Professor Ronan Lyons, Co-director of the SAIL Databank, said, “These large-scale studies of entire populations are tremendously helpful in conducting research to guide the scientific management of epidemics and other threats to health. We are enormously grateful to the population of Wales and the health and social care organisations who make their privacy-protected data available to undertake this vital research.”

The study, led by Health Data Research UK (HDR UK) and the University of Edinburgh, relied on secure access to anonymised health data for everyone in all four nations of the UK, an advance that has only become possible during the pandemic. The researchers say that this approach could be extended to many other areas of medicine with great potential for new discoveries in the understanding and treatment of disease.

Professor Sir Aziz Sheikh, Director of the Usher Institute at the University of Edinburgh, and study co-lead, said, “Large-scale data studies have been critical to pandemic management, allowing scientists to make policy-relevant findings at speed. COVID-19 vaccines save lives. As new variants emerge, this study will help to pinpoint groups of our society and areas of the country where public health campaigns should be focused and tailored for those communities.”

Early COVID-19 vaccine rollout began strongly in the UK, with over 90% of the population over the age of 12 vaccinated with at least one dose by January 2022. However, rates of subsequent booster doses across the UK were not known until now.

Scientists from England, Scotland, Northern Ireland and Wales studied securely held, routinely collected NHS data from everyone over 5 years of age during June 1 to September 30 2022.

Data from across the four countries was then pooled and harmonised – or made more uniform – a feat that was not possible until now. People were grouped by vaccine status, with under-vaccination defined as not having had all doses of a vaccine for which a person was eligible.

The findings reveal:

  • The proportion of under-vaccinated people on June 1st 2022 ranged between one-third and one-half of the population – 45.8% for England, 49.8% for Northern Ireland, 34.2% for Scotland and 32.8% Wales.
  • Modelling suggests 7,180 hospitalisations and deaths out of around 40,400 severe COVID-19 outcomes in summer 2022 might have been averted
  • Under-vaccination led to more hospitalisations and deaths across all age groups studied – those over 75 were more than twice as likely to have a severe COVID-19 outcome than those who were fully protected.
  • The highest rates of under-vaccination were found in younger people, men, people in areas of higher deprivation, and people of non-white ethnicity.

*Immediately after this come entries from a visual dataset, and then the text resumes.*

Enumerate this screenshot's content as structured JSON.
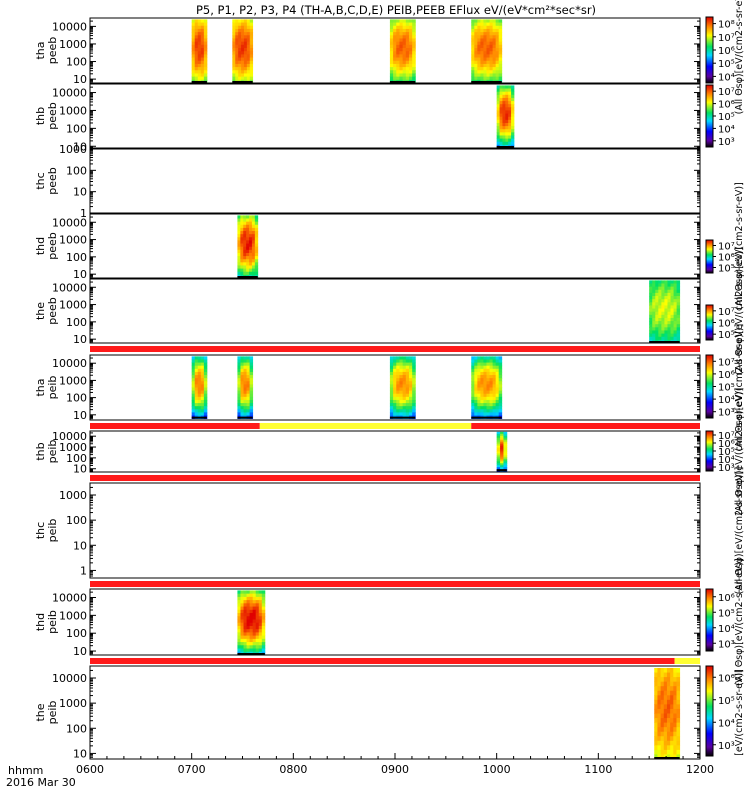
{
  "title": "P5, P1, P2, P3, P4 (TH-A,B,C,D,E) PEIB,PEEB EFlux eV/(eV*cm²*sec*sr)",
  "colors": {
    "flag_red": "#ff1a1a",
    "flag_yellow": "#ffff33",
    "frame": "#000000",
    "background": "#ffffff"
  },
  "chart_data": {
    "type": "heatmap",
    "time_axis": {
      "ticks": [
        "0600",
        "0700",
        "0800",
        "0900",
        "1000",
        "1100",
        "1200"
      ],
      "label_top": "hhmm",
      "label_bottom": "2016 Mar 30",
      "range_hours": [
        6,
        12
      ]
    },
    "panels": [
      {
        "id": "tha_peeb",
        "probe": "tha",
        "species": "peeb",
        "ylabel_top": "tha",
        "ylabel_bottom": "peeb",
        "ylog": true,
        "yrange": [
          6,
          30000
        ],
        "yticks": [
          "10",
          "100",
          "1000",
          "10000"
        ],
        "cbar_ticks": [
          "10⁴",
          "10⁵",
          "10⁶",
          "10⁷",
          "10⁸"
        ],
        "cbar_range_exp": [
          3.5,
          8.3
        ],
        "cbar_label": "(All Θsφ)[eV/(cm2-s-sr-eV)]",
        "blocks": [
          {
            "start": 7.0,
            "end": 7.15,
            "low": 6,
            "high": 25000,
            "peak": 8.0,
            "floor": 6.0
          },
          {
            "start": 7.4,
            "end": 7.6,
            "low": 6,
            "high": 25000,
            "peak": 8.0,
            "floor": 6.0
          },
          {
            "start": 8.95,
            "end": 9.2,
            "low": 6,
            "high": 25000,
            "peak": 7.8,
            "floor": 5.5
          },
          {
            "start": 9.75,
            "end": 10.05,
            "low": 6,
            "high": 25000,
            "peak": 7.8,
            "floor": 5.5
          }
        ],
        "flag": null
      },
      {
        "id": "thb_peeb",
        "probe": "thb",
        "species": "peeb",
        "ylabel_top": "thb",
        "ylabel_bottom": "peeb",
        "ylog": true,
        "yrange": [
          8,
          30000
        ],
        "yticks": [
          "10",
          "100",
          "1000",
          "10000"
        ],
        "cbar_ticks": [
          "10³",
          "10⁴",
          "10⁵",
          "10⁶",
          "10⁷"
        ],
        "cbar_range_exp": [
          2.8,
          7.4
        ],
        "cbar_label": "",
        "blocks": [
          {
            "start": 10.0,
            "end": 10.17,
            "low": 8,
            "high": 25000,
            "peak": 7.2,
            "floor": 3.5
          }
        ],
        "flag": null
      },
      {
        "id": "thc_peeb",
        "probe": "thc",
        "species": "peeb",
        "ylabel_top": "thc",
        "ylabel_bottom": "peeb",
        "ylog": true,
        "yrange": [
          1,
          1000
        ],
        "yticks": [
          "1",
          "10",
          "100",
          "1000"
        ],
        "cbar_ticks": [],
        "cbar_range_exp": [
          0,
          1
        ],
        "cbar_label": "",
        "blocks": [],
        "flag": null
      },
      {
        "id": "thd_peeb",
        "probe": "thd",
        "species": "peeb",
        "ylabel_top": "thd",
        "ylabel_bottom": "peeb",
        "ylog": true,
        "yrange": [
          6,
          30000
        ],
        "yticks": [
          "10",
          "100",
          "1000",
          "10000"
        ],
        "cbar_ticks": [
          "10⁵",
          "10⁶",
          "10⁷"
        ],
        "cbar_range_exp": [
          4.3,
          7.5
        ],
        "cbar_label": "(All Θsφ)[eV/(cm2-s-sr-eV)]",
        "blocks": [
          {
            "start": 7.45,
            "end": 7.65,
            "low": 6,
            "high": 25000,
            "peak": 7.4,
            "floor": 5.2
          }
        ],
        "flag": null
      },
      {
        "id": "the_peeb",
        "probe": "the",
        "species": "peeb",
        "ylabel_top": "the",
        "ylabel_bottom": "peeb",
        "ylog": true,
        "yrange": [
          6,
          30000
        ],
        "yticks": [
          "10",
          "100",
          "1000",
          "10000"
        ],
        "cbar_ticks": [
          "10⁵",
          "10⁶",
          "10⁷"
        ],
        "cbar_range_exp": [
          4.3,
          7.6
        ],
        "cbar_label": "(All Θsφ)[eV/(cm2-s-sr-eV)]",
        "blocks": [
          {
            "start": 11.5,
            "end": 11.8,
            "low": 6,
            "high": 25000,
            "peak": 6.6,
            "floor": 5.6
          }
        ],
        "flag": null
      },
      {
        "id": "tha_peib",
        "probe": "tha",
        "species": "peib",
        "ylabel_top": "tha",
        "ylabel_bottom": "peib",
        "ylog": true,
        "yrange": [
          5,
          30000
        ],
        "yticks": [
          "10",
          "100",
          "1000",
          "10000"
        ],
        "cbar_ticks": [
          "10³",
          "10⁴",
          "10⁵",
          "10⁶",
          "10⁷"
        ],
        "cbar_range_exp": [
          2.8,
          7.4
        ],
        "cbar_label": "(All Θsφ)[eV/(cm2-s-sr-eV)]",
        "blocks": [
          {
            "start": 7.0,
            "end": 7.15,
            "low": 6,
            "high": 25000,
            "peak": 6.8,
            "floor": 3.2
          },
          {
            "start": 7.45,
            "end": 7.6,
            "low": 6,
            "high": 25000,
            "peak": 6.8,
            "floor": 3.2
          },
          {
            "start": 8.95,
            "end": 9.2,
            "low": 6,
            "high": 25000,
            "peak": 6.7,
            "floor": 3.4
          },
          {
            "start": 9.75,
            "end": 10.05,
            "low": 6,
            "high": 25000,
            "peak": 6.7,
            "floor": 3.2
          }
        ],
        "flag": {
          "segments": [
            {
              "start": 6.0,
              "end": 12.0,
              "color": "red"
            }
          ]
        }
      },
      {
        "id": "thb_peib",
        "probe": "thb",
        "species": "peib",
        "ylabel_top": "thb",
        "ylabel_bottom": "peib",
        "ylog": true,
        "yrange": [
          5,
          30000
        ],
        "yticks": [
          "10",
          "100",
          "1000",
          "10000"
        ],
        "cbar_ticks": [
          "10³",
          "10⁴",
          "10⁵",
          "10⁶",
          "10⁷"
        ],
        "cbar_range_exp": [
          2.8,
          7.4
        ],
        "cbar_label": "(All Θsφ)[eV/(cm2-s-sr-eV)]",
        "blocks": [
          {
            "start": 10.0,
            "end": 10.1,
            "low": 6,
            "high": 25000,
            "peak": 7.2,
            "floor": 3.0
          }
        ],
        "flag": {
          "segments": [
            {
              "start": 6.0,
              "end": 7.67,
              "color": "red"
            },
            {
              "start": 7.67,
              "end": 9.75,
              "color": "yellow"
            },
            {
              "start": 9.75,
              "end": 12.0,
              "color": "red"
            }
          ]
        }
      },
      {
        "id": "thc_peib",
        "probe": "thc",
        "species": "peib",
        "ylabel_top": "thc",
        "ylabel_bottom": "peib",
        "ylog": true,
        "yrange": [
          0.5,
          3000
        ],
        "yticks": [
          "1",
          "10",
          "100",
          "1000"
        ],
        "cbar_ticks": [],
        "cbar_range_exp": [
          0,
          1
        ],
        "cbar_label": "(All Θsφ)[eV/(cm2-s-sr-eV)]",
        "blocks": [],
        "flag": {
          "segments": [
            {
              "start": 6.0,
              "end": 12.0,
              "color": "red"
            }
          ]
        }
      },
      {
        "id": "thd_peib",
        "probe": "thd",
        "species": "peib",
        "ylabel_top": "thd",
        "ylabel_bottom": "peib",
        "ylog": true,
        "yrange": [
          6,
          30000
        ],
        "yticks": [
          "10",
          "100",
          "1000",
          "10000"
        ],
        "cbar_ticks": [
          "10³",
          "10⁴",
          "10⁵",
          "10⁶"
        ],
        "cbar_range_exp": [
          2.8,
          6.3
        ],
        "cbar_label": "(All Θsφ)[eV/(cm2-s-sr-eV)]",
        "blocks": [
          {
            "start": 7.45,
            "end": 7.72,
            "low": 6,
            "high": 25000,
            "peak": 6.3,
            "floor": 3.5
          }
        ],
        "flag": {
          "segments": [
            {
              "start": 6.0,
              "end": 12.0,
              "color": "red"
            }
          ]
        }
      },
      {
        "id": "the_peib",
        "probe": "the",
        "species": "peib",
        "ylabel_top": "the",
        "ylabel_bottom": "peib",
        "ylog": true,
        "yrange": [
          6,
          30000
        ],
        "yticks": [
          "10",
          "100",
          "1000",
          "10000"
        ],
        "cbar_ticks": [
          "10³",
          "10⁴",
          "10⁵",
          "10⁶"
        ],
        "cbar_range_exp": [
          2.8,
          6.3
        ],
        "cbar_label": "[eV/(cm2-s-sr-eV)]",
        "blocks": [
          {
            "start": 11.55,
            "end": 11.8,
            "low": 6,
            "high": 25000,
            "peak": 5.9,
            "floor": 5.0
          }
        ],
        "flag": {
          "segments": [
            {
              "start": 6.0,
              "end": 11.75,
              "color": "red"
            },
            {
              "start": 11.75,
              "end": 12.0,
              "color": "yellow"
            }
          ]
        }
      }
    ]
  }
}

Researchers say the study – the largest ever carried out in the UK – also ushers in a new era for UK science by overcoming challenges in uniting NHS data that is gathered and stored in different ways between devolved nations.

Professor Cathie Sudlow, Chief Scientist at Health Data Research UK and Director of the British Heart Foundation (BHF) Data Science Centre, said, “The infrastructure now exists to make full use of the potential of routinely collected data in the NHS across the four nations of the UK. We believe that we could and should extend these approaches to many other areas of medicine, such as cancer, heart disease and diabetes to search for better understanding, prevention and treatment of disease.”

The study – named COALESCE – was set up to provide UK and devolved governments with data-driven insights into COVID-19 vaccination coverage and establish data pooling methods and infrastructure to pave the way for future UK-wide studies. It is led by HDR UK and the University of Edinburgh, in collaboration with research teams from across the four nations.